Avec ses airs d'Irlande, battu par les vents d'ouest et ses paysages marins à couper le souffle, le Cotentin mérite décidément le détour. Entre la rade de Cherbourg (dont on oublie trop souvent le rôle qu'elle a joué dans le Débarquement des Alliés en Normandie), le bocage, les plages, les musées, un fabriquant de parapluies (les "Parapluies de Cherbourg", ce n'est pas qu'au cinéma !) il y a tant à voir dans cette pointe de terre qui s'avance vers la Manche pour mieux se distinguer du reste de la Normandie...
Reportage : André Degon ©
Cherbourg…Et la liberté vint de la mer
Cherbourg, port de la libération : le saviez-vous ? Quand on pense libération de la France, on pense plages de débarquement… Mais de Cherbourg, il n'est jamais question. Etonnant ! Un problème de communication sans doute ? Pourtant ce port fut en 1944, d'août à novembre (avant la libération des accès au port d'Anvers) le plus important du monde pour son activité et son trafic.
Lorsque Churchill et Eisenhower décident du lieu du débarquement et débutent la mise en chantier de l'opération Overlord, en août 1943, ils envisagent la création d'un emplacement de dépôt de matériel destiné à ravitailler les armées à la reconquête de l'Europe. Leur choix s'arrête sur Cherbourg, le seul port en eaux profondes doté d'installations suffisantes, avec une rade la plus grande du monde.

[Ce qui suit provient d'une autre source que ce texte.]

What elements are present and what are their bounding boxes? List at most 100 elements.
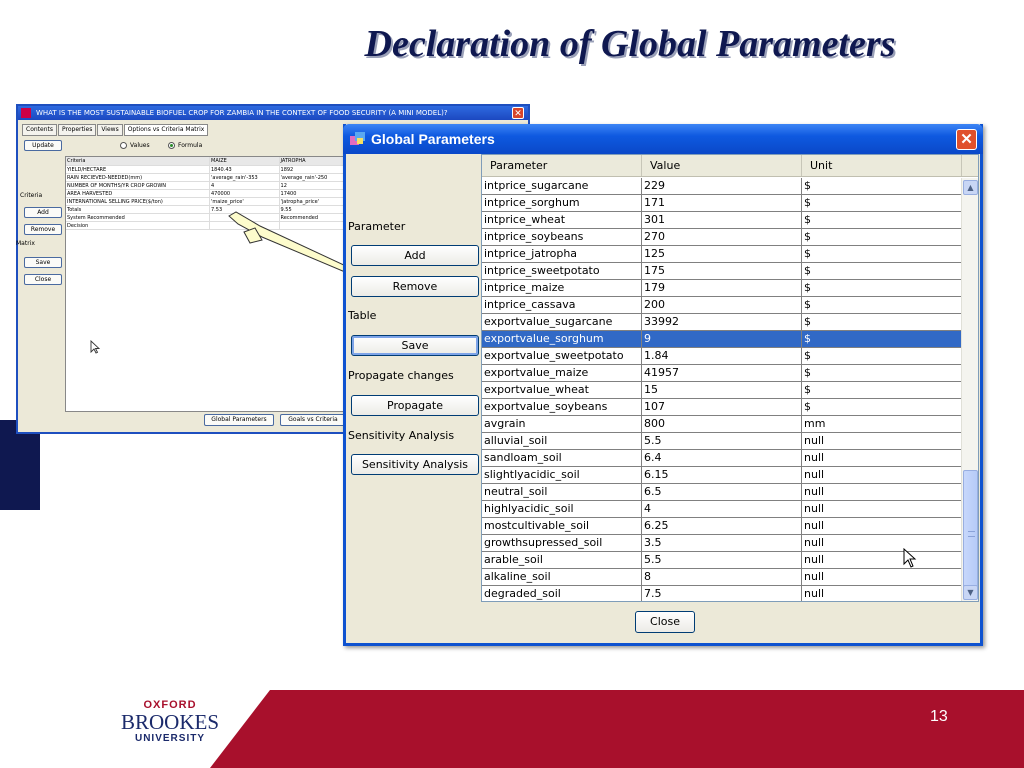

Le 6 juin, la Bataille de Normandie s'engage. 5 000 navires se dirigent vers cinq plages dont les noms resteront dans l'histoire : Utah, Omaha, Gold, Juno et Sword Beach. A Utah Beach débarque la 4e division d'infanterie américaine alors que les 82e et 101 divisions aéroportées américaines sautent sur Sainte-Mère-Eglise. C'est le début de la remontée du Cotentin vers Cherbourg. Le 18 juin, la 9e division d'infanterie américaine atteint la côte ouest de la presqu'île. Les troupes allemandes sont isolées au nord. Le 26 juin le général américain Collins entre dans la ville. Le port passe aux mains des Alliés. Il faut alors sécuriser, reconstruire, déminer, enlever les épaves coulées par les Allemands.

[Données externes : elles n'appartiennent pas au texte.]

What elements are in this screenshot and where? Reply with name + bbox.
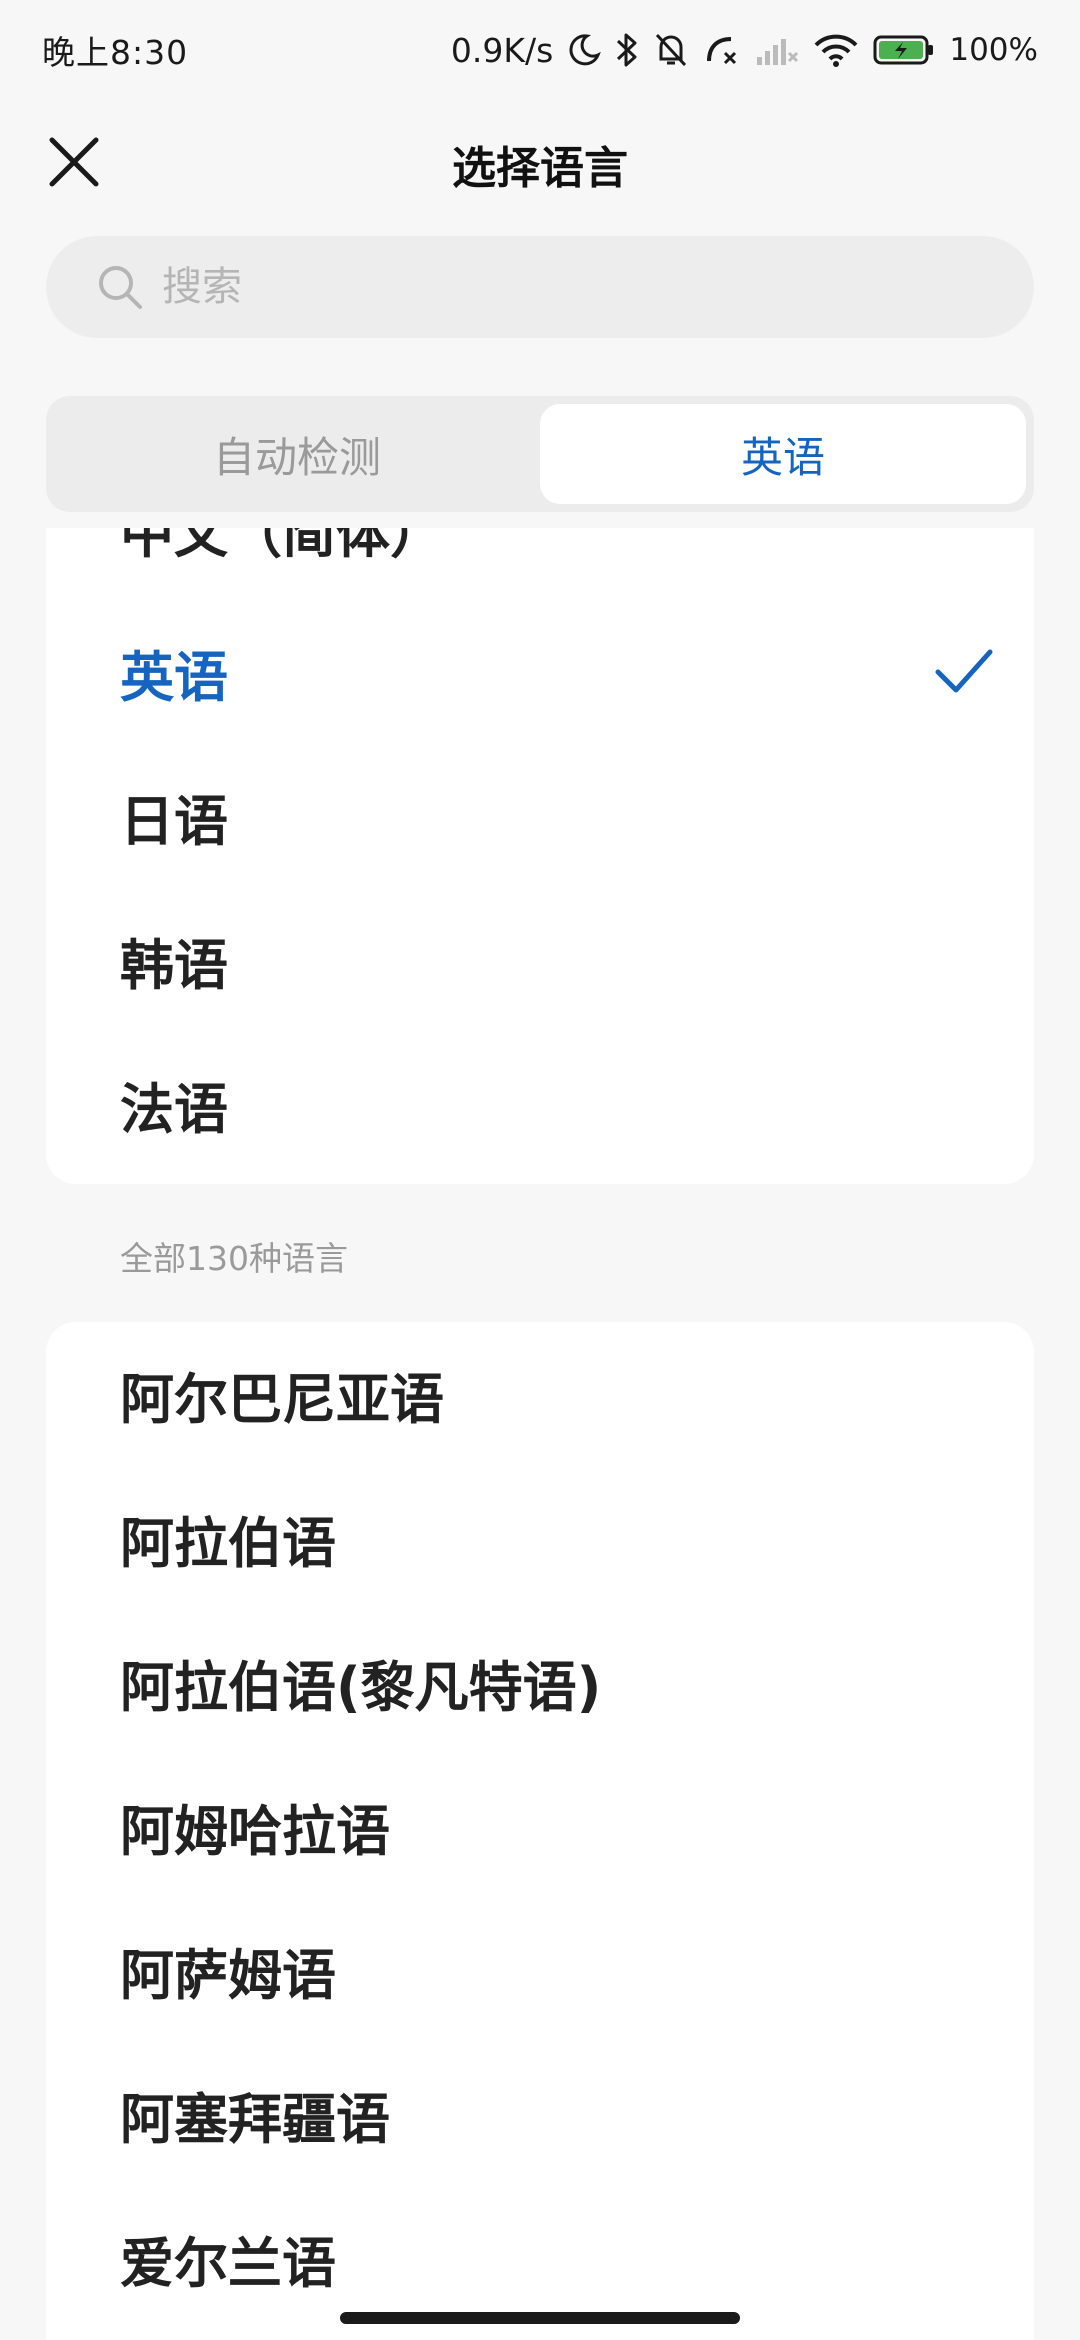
header: 选择语言 xyxy=(0,110,1080,210)
wifi-icon xyxy=(813,33,859,67)
home-indicator[interactable] xyxy=(340,2312,740,2324)
network-speed: 0.9K/s xyxy=(450,30,554,70)
call-forward-icon xyxy=(703,31,741,69)
search-bar[interactable] xyxy=(46,236,1034,338)
language-item-assamese[interactable]: 阿萨姆语 xyxy=(46,1898,1034,2042)
language-item-english[interactable]: 英语 xyxy=(46,600,1034,744)
tab-auto-detect[interactable]: 自动检测 xyxy=(54,404,540,504)
battery-percentage: 100% xyxy=(949,32,1038,68)
language-item-french[interactable]: 法语 xyxy=(46,1032,1034,1176)
language-item-japanese[interactable]: 日语 xyxy=(46,744,1034,888)
search-input[interactable] xyxy=(162,264,962,310)
bluetooth-icon xyxy=(615,31,639,69)
language-item-korean[interactable]: 韩语 xyxy=(46,888,1034,1032)
language-item-arabic[interactable]: 阿拉伯语 xyxy=(46,1466,1034,1610)
search-icon xyxy=(99,266,142,309)
language-tabs: 自动检测 英语 xyxy=(46,396,1034,512)
language-item-albanian[interactable]: 阿尔巴尼亚语 xyxy=(46,1322,1034,1466)
status-icons: 0.9K/s 100% xyxy=(451,31,1038,70)
section-label-all-languages: 全部130种语言 xyxy=(120,1239,348,1278)
language-item-chinese-simplified[interactable]: 中文（简体） xyxy=(46,528,1034,600)
tab-english[interactable]: 英语 xyxy=(540,404,1026,504)
language-item-arabic-levantine[interactable]: 阿拉伯语(黎凡特语) xyxy=(46,1610,1034,1754)
language-item-amharic[interactable]: 阿姆哈拉语 xyxy=(46,1754,1034,1898)
language-item-azerbaijani[interactable]: 阿塞拜疆语 xyxy=(46,2042,1034,2186)
language-item-label: 英语 xyxy=(120,645,228,709)
moon-icon xyxy=(567,33,602,67)
signal-icon xyxy=(755,33,799,67)
battery-charging-icon xyxy=(873,33,935,67)
status-bar: 晚上8:30 0.9K/s 100% xyxy=(0,0,1080,100)
status-time: 晚上8:30 xyxy=(42,33,189,72)
all-languages-card: 阿尔巴尼亚语 阿拉伯语 阿拉伯语(黎凡特语) 阿姆哈拉语 阿萨姆语 阿塞拜疆语 … xyxy=(46,1322,1034,2340)
bell-muted-icon xyxy=(653,31,689,69)
recent-languages-card: 中文（简体） 英语 日语 韩语 法语 xyxy=(46,528,1034,1184)
language-item-irish[interactable]: 爱尔兰语 xyxy=(46,2186,1034,2330)
page-title: 选择语言 xyxy=(452,143,628,194)
check-icon xyxy=(935,649,993,693)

En cinq mois, l'accès au port est rétabli. Le matériel arrive directement des Etats-Unis. En août, depuis l'Ile de Wight, un gigantesque oléoduc baptisé Pluto (pour Pipe Line Under The Ocean) prend le relais des pétroliers ancrés à Querqueville. Entre juillet 1944 et mars 1945, plus de deux millions de tonnes seront débarquées à Cherbourg.
Pour transporter les marchandises, armes, pneus, carburant… jusqu'au front , les lignes de chemins de fer étant hors d'usage, les Américains mettent sur pied une fabuleuse logistique de transport routier : le Red Ball Highway Express (Red ball, appellation des trains prioritaires chez les cheminots américains), système de transport routier incroyable qui dans un premier temps rallie le port à Chartres sur une route mise à sens unique, interdite aux civils : 900 véhicules jour et nuit, distants de 60 m les uns des autres, roulant à une vitesse de 40 km/h se suivent comme un gigantesque serpent. Aucun arrêt autorisé hors les pauses de 10 mn à heures fixes. La majorité des chauffeurs sont des soldats afro-américains interdits dans les unités combattantes pour cause de ségrégation. Au total, en deux mois et demi, 412 197 tonnes seront acheminées vers le front.
La Cité de la mer
C'est cette histoire passionnante qui est retracée dans l'exposition temporaire « Cherbourg…Et la liberté vint de la mer » qui se tient jusqu'au 30 septembre à la Cité de la mer, dans la gare maritime transatlantique.
La gare maritime en 1944
Expédition D-Day, vétéran à bord d'un sous-marin
Des vidéos sous-marines - celles tournées par Sylvain Pascaud l'été dernier dans le cadre de l'expédition D-Day qui permit à des vétérans de plonger sur certains navires coulés sur lesquels ils avaient embarqué - des modélisations en 3D des épaves trouvées au large, des films d'archives…, tout ce matériel est mis à disposition du public pour comprendre le rôle logistique de la ville.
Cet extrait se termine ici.